Nenhum. Há a eterna tentativa de ver as eleições locais como a antessala das eleições nacionais que ocorrem dois anos depois. Ledo engano. Primeiro, porque as eleições municipais têm baixo conteúdo ideológico. Não se discute o papel do Estado, as diretrizes econômicas ou os alinhamentos internacionais. A discussão é muito mais concreta. Ficam na mesa temas como a qualidade do ensino nas escolas de ensino fundamental, o grau de acesso aos serviços de saúde no SUS, o saneamento básico e a moradia popular, a mobilidade urbana e o transporte coletivo. E competência e capacidade de gestão não são monopólios da direita, da esquerda ou do centro.

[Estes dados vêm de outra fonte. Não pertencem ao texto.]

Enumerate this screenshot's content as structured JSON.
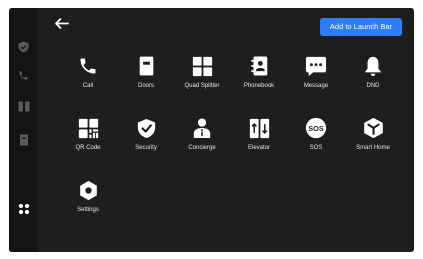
{
  "header": {
    "back_icon": "arrow-left-icon",
    "launch_bar_button": "Add to Launch Bar"
  },
  "sidebar": {
    "items": [
      {
        "icon": "shield-check-icon"
      },
      {
        "icon": "phone-icon"
      },
      {
        "icon": "split-panel-icon"
      },
      {
        "icon": "door-icon"
      },
      {
        "icon": "grid-apps-icon",
        "active": true
      }
    ]
  },
  "apps": [
    {
      "label": "Call",
      "icon": "phone-icon"
    },
    {
      "label": "Doors",
      "icon": "door-icon"
    },
    {
      "label": "Quad Splitter",
      "icon": "quad-splitter-icon"
    },
    {
      "label": "Phonebook",
      "icon": "phonebook-icon"
    },
    {
      "label": "Message",
      "icon": "message-icon"
    },
    {
      "label": "DND",
      "icon": "bell-icon"
    },
    {
      "label": "QR Code",
      "icon": "qr-code-icon"
    },
    {
      "label": "Security",
      "icon": "shield-check-icon"
    },
    {
      "label": "Concierge",
      "icon": "concierge-icon"
    },
    {
      "label": "Elevator",
      "icon": "elevator-icon"
    },
    {
      "label": "SOS",
      "icon": "sos-icon",
      "icon_text": "SOS"
    },
    {
      "label": "Smart Home",
      "icon": "smart-home-icon"
    },
    {
      "label": "Settings",
      "icon": "gear-icon"
    }
  ],
  "colors": {
    "background": "#1e1e1e",
    "sidebar": "#141414",
    "accent": "#2f7df6",
    "icon": "#ffffff",
    "sidebar_icon": "#5a5a5a"
  }
}
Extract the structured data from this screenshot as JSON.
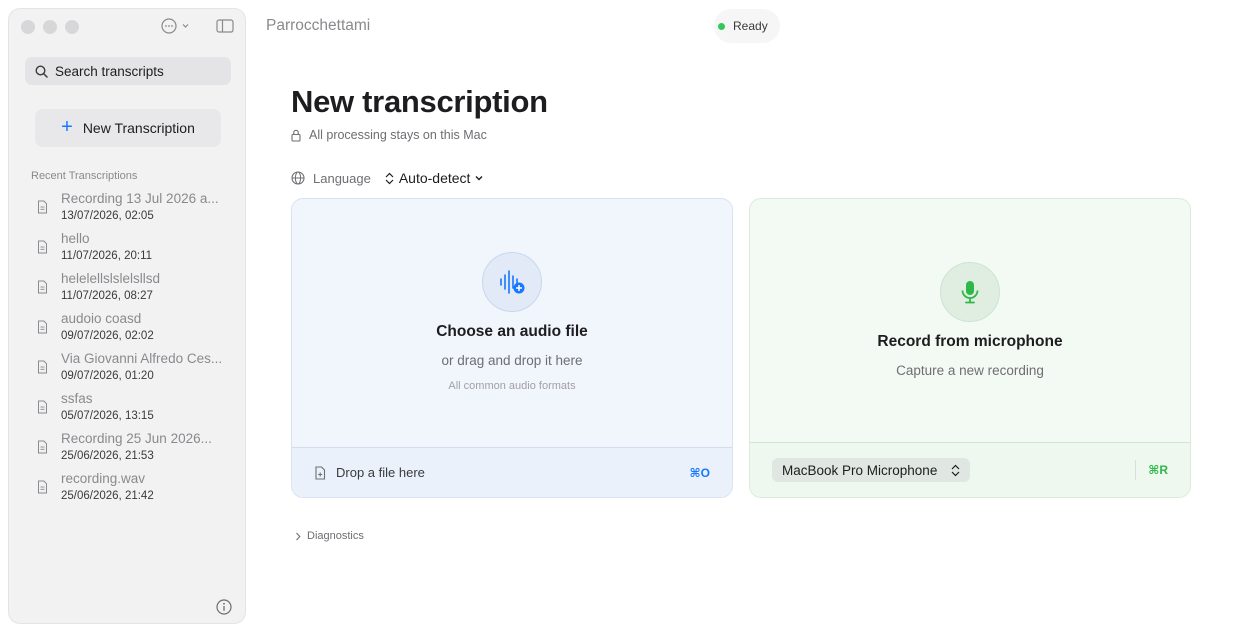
{
  "window": {
    "title": "Parrocchettami"
  },
  "status": {
    "label": "Ready",
    "color": "#34c759"
  },
  "sidebar": {
    "search_placeholder": "Search transcripts",
    "new_button": "New Transcription",
    "recent_heading": "Recent Transcriptions",
    "items": [
      {
        "title": "Recording 13 Jul 2026 a...",
        "date": "13/07/2026, 02:05"
      },
      {
        "title": "hello",
        "date": "11/07/2026, 20:11"
      },
      {
        "title": "helelellslslelsllsd",
        "date": "11/07/2026, 08:27"
      },
      {
        "title": "audoio coasd",
        "date": "09/07/2026, 02:02"
      },
      {
        "title": "Via Giovanni Alfredo Ces...",
        "date": "09/07/2026, 01:20"
      },
      {
        "title": "ssfas",
        "date": "05/07/2026, 13:15"
      },
      {
        "title": "Recording 25 Jun 2026...",
        "date": "25/06/2026, 21:53"
      },
      {
        "title": "recording.wav",
        "date": "25/06/2026, 21:42"
      }
    ]
  },
  "main": {
    "title": "New transcription",
    "subtitle": "All processing stays on this Mac",
    "language_label": "Language",
    "language_value": "Auto-detect",
    "file_card": {
      "title": "Choose an audio file",
      "subtitle": "or drag and drop it here",
      "note": "All common audio formats",
      "footer": "Drop a file here",
      "shortcut": "⌘O",
      "accent": "#1677ff"
    },
    "mic_card": {
      "title": "Record from microphone",
      "subtitle": "Capture a new recording",
      "device": "MacBook Pro Microphone",
      "shortcut": "⌘R",
      "accent": "#2fb84a"
    },
    "diagnostics": "Diagnostics"
  },
  "icons": [
    "search-icon",
    "plus-icon",
    "document-icon",
    "info-icon",
    "lock-icon",
    "globe-icon",
    "waveform-add-icon",
    "microphone-icon",
    "updown-chevron-icon",
    "chevron-right-icon"
  ]
}
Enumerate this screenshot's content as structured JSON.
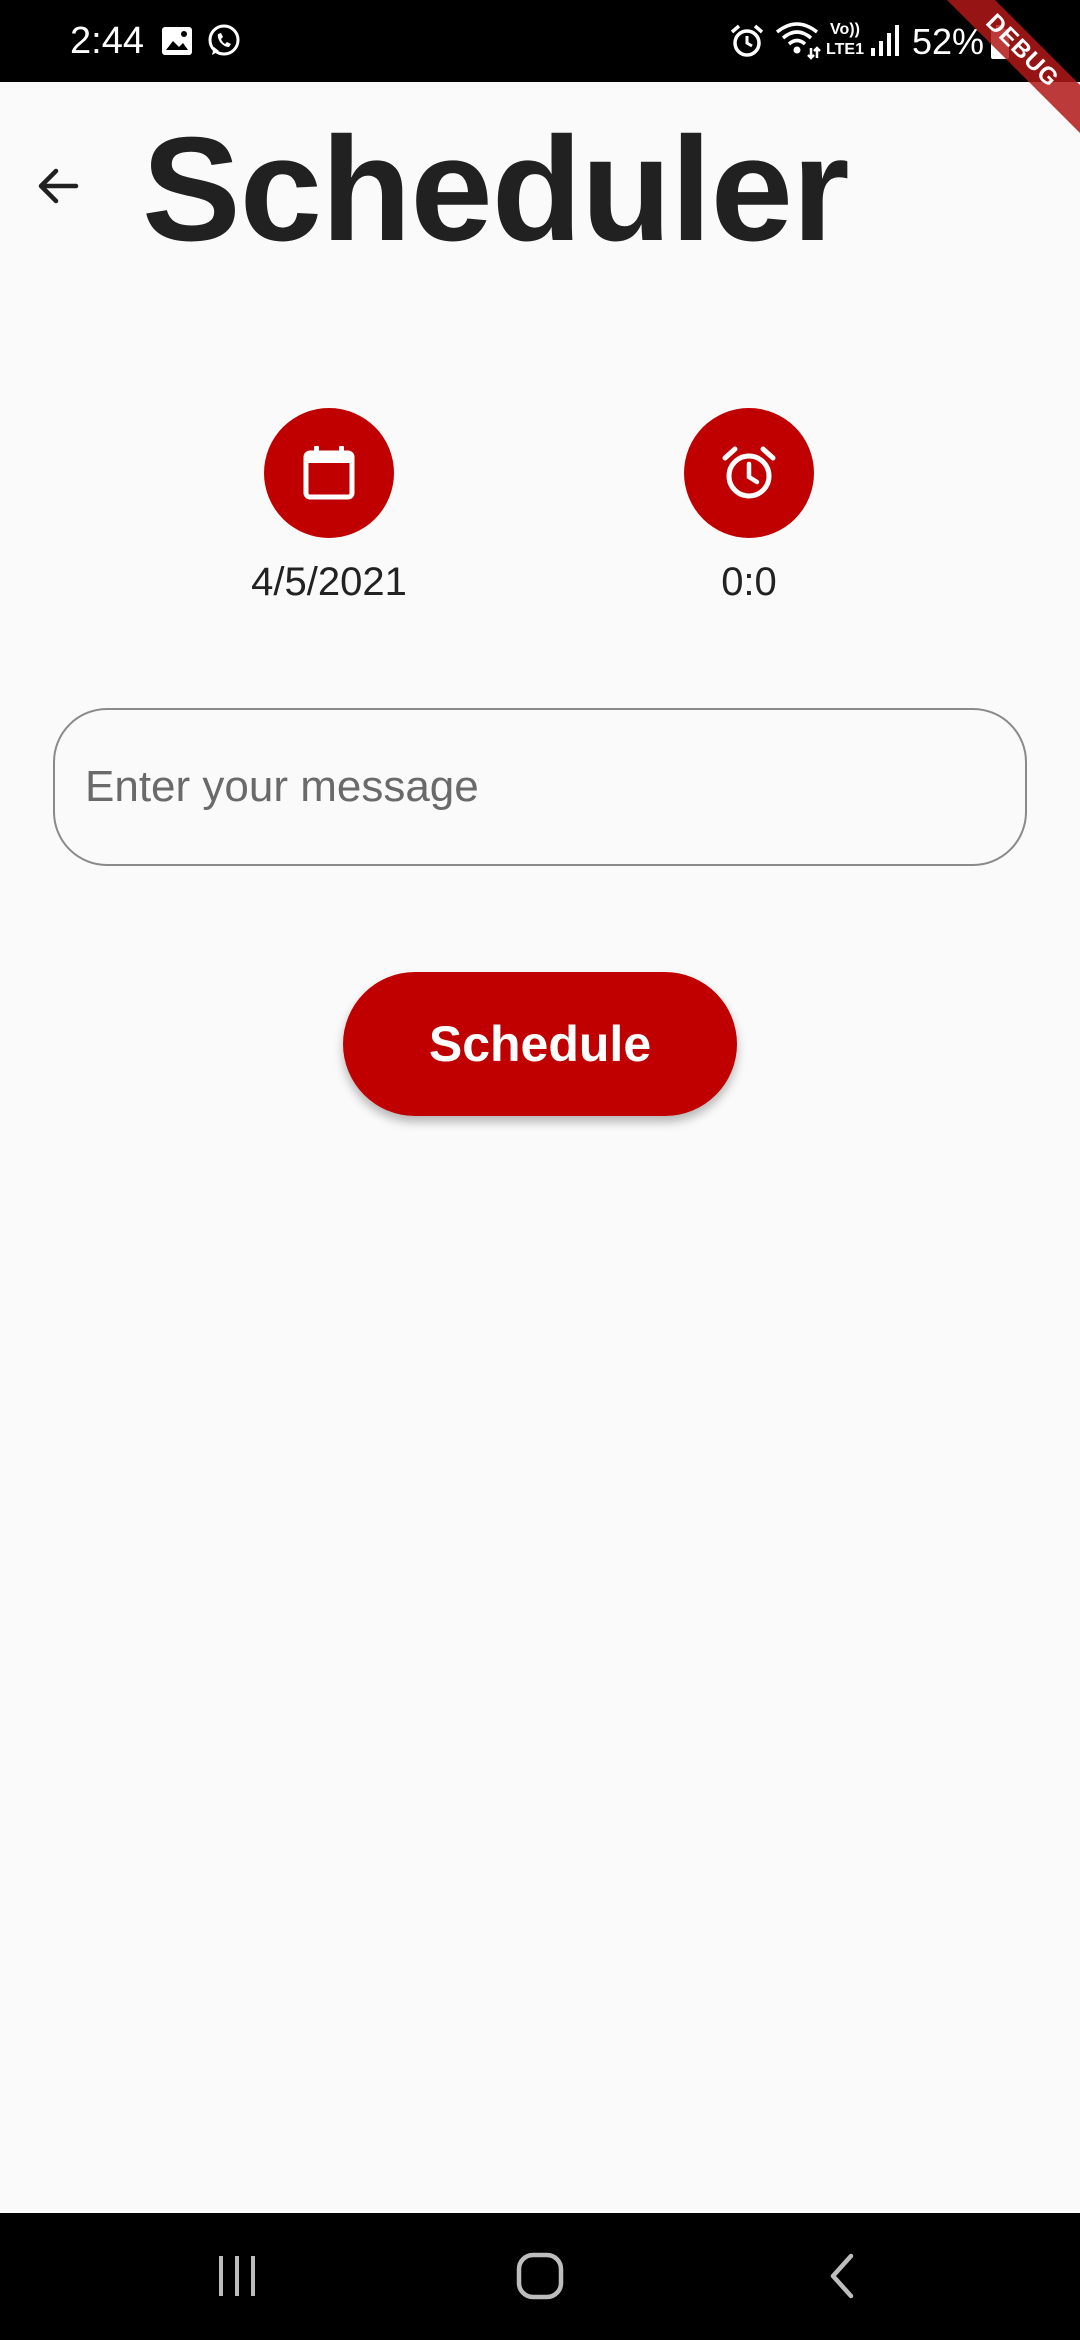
{
  "status_bar": {
    "time": "2:44",
    "battery": "52%",
    "icons": [
      "gallery-icon",
      "whatsapp-icon",
      "alarm-icon",
      "wifi-icon",
      "volte-lte-icon",
      "signal-icon",
      "battery-icon"
    ],
    "volte_top": "Vo))",
    "volte_bottom": "LTE1"
  },
  "debug_banner": "DEBUG",
  "app_bar": {
    "back_icon": "arrow-back-icon",
    "title": "Scheduler"
  },
  "pickers": {
    "date": {
      "icon": "calendar-icon",
      "value": "4/5/2021"
    },
    "time": {
      "icon": "alarm-clock-icon",
      "value": "0:0"
    }
  },
  "message": {
    "placeholder": "Enter your message",
    "value": ""
  },
  "schedule_button": {
    "label": "Schedule"
  },
  "nav_bar": {
    "icons": [
      "recent-apps-icon",
      "home-icon",
      "back-nav-icon"
    ]
  },
  "colors": {
    "accent": "#c00000",
    "background": "#fafafa",
    "text": "#212121"
  }
}
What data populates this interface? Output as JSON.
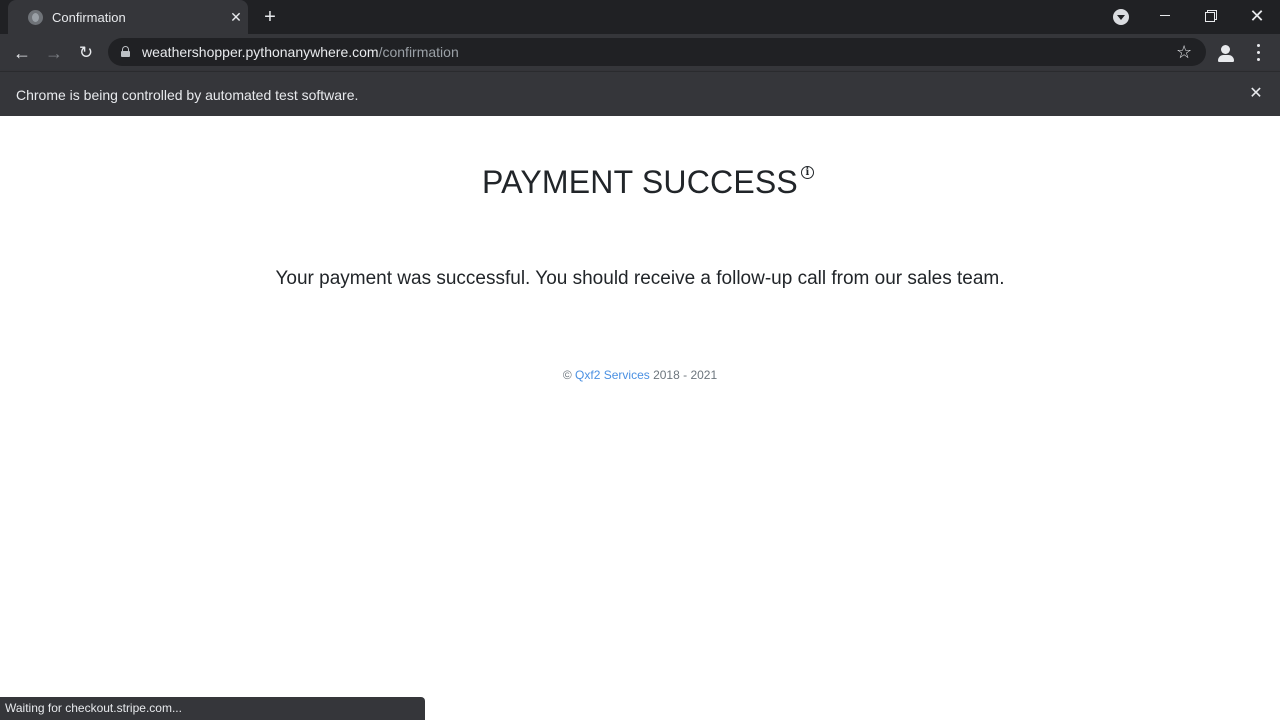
{
  "browser": {
    "tab_title": "Confirmation",
    "url_host": "weathershopper.pythonanywhere.com",
    "url_path": "/confirmation",
    "infobar_text": "Chrome is being controlled by automated test software.",
    "status_text": "Waiting for checkout.stripe.com..."
  },
  "page": {
    "heading": "PAYMENT SUCCESS",
    "info_glyph": "i",
    "message": "Your payment was successful. You should receive a follow-up call from our sales team.",
    "footer": {
      "copyright": "© ",
      "link_text": "Qxf2 Services",
      "years": " 2018 - 2021"
    }
  },
  "colors": {
    "browser_dark": "#202124",
    "toolbar": "#35363a",
    "link": "#4a90e2",
    "text": "#212529"
  }
}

Segundo, porque o eleitor é muito mais sábio que imagina
nossa vã filosofia. Não vota em padrinhos. Os dois atuais maiores líderes
populares, Lula e Bolsonaro, tiveram alguma influência, mas marginal. O eleitor
vai, durante a campanha, por um processo de decantação, desenvolvendo rejeições,
erguendo preferências, consolidando escolhas, numa misteriosa e complexa
dinâmica. Mais de 30% dos eleitores em todo o Brasil abstiveram-se ou votaram
nulo e branco.
Sempre tive resistência à ideia da reeleição, introduzida
pelo PSDB. A população demonstrou que não tem problemas com ela. Mais de 80%
dos prefeitos candidatos foram reeleitos. Prefeito bom, independente de partido
e valores ideológicos, fica. Prefeito ruim, é apeado do poder. Os prefeitos de capitais
JHC (Maceió - 83,25% - PL), Bruno Reis (Salvador – 78,66%- União Brasil), João
Campos (Recife – 78,11% - PSB) e Eduardo Paes (Rio de Janeiro – 60,47% - PSD)
tiveram vitórias expressivas. Já o prefeito de Teresina, Dr. Pessoa (PRD), obteve
apenas 2,2% dos votos. Em Minas, prefeitas do PT de duas das quatro maiores
cidades, Marília Campos (Contagem) e Margarida Salomão (Juiz de Fora),
obtiveram vitórias inquestionáveis, graças a sua boa avaliação. Há viés
ideológico, incapacidade de avaliação pelo povo ou algum recado das urnas
nesses números? Nenhum. Ventos existem e formam ondas. Há eleições com clima de
mudança. A de 2024 foi marcada por ares favoráveis à continuidade.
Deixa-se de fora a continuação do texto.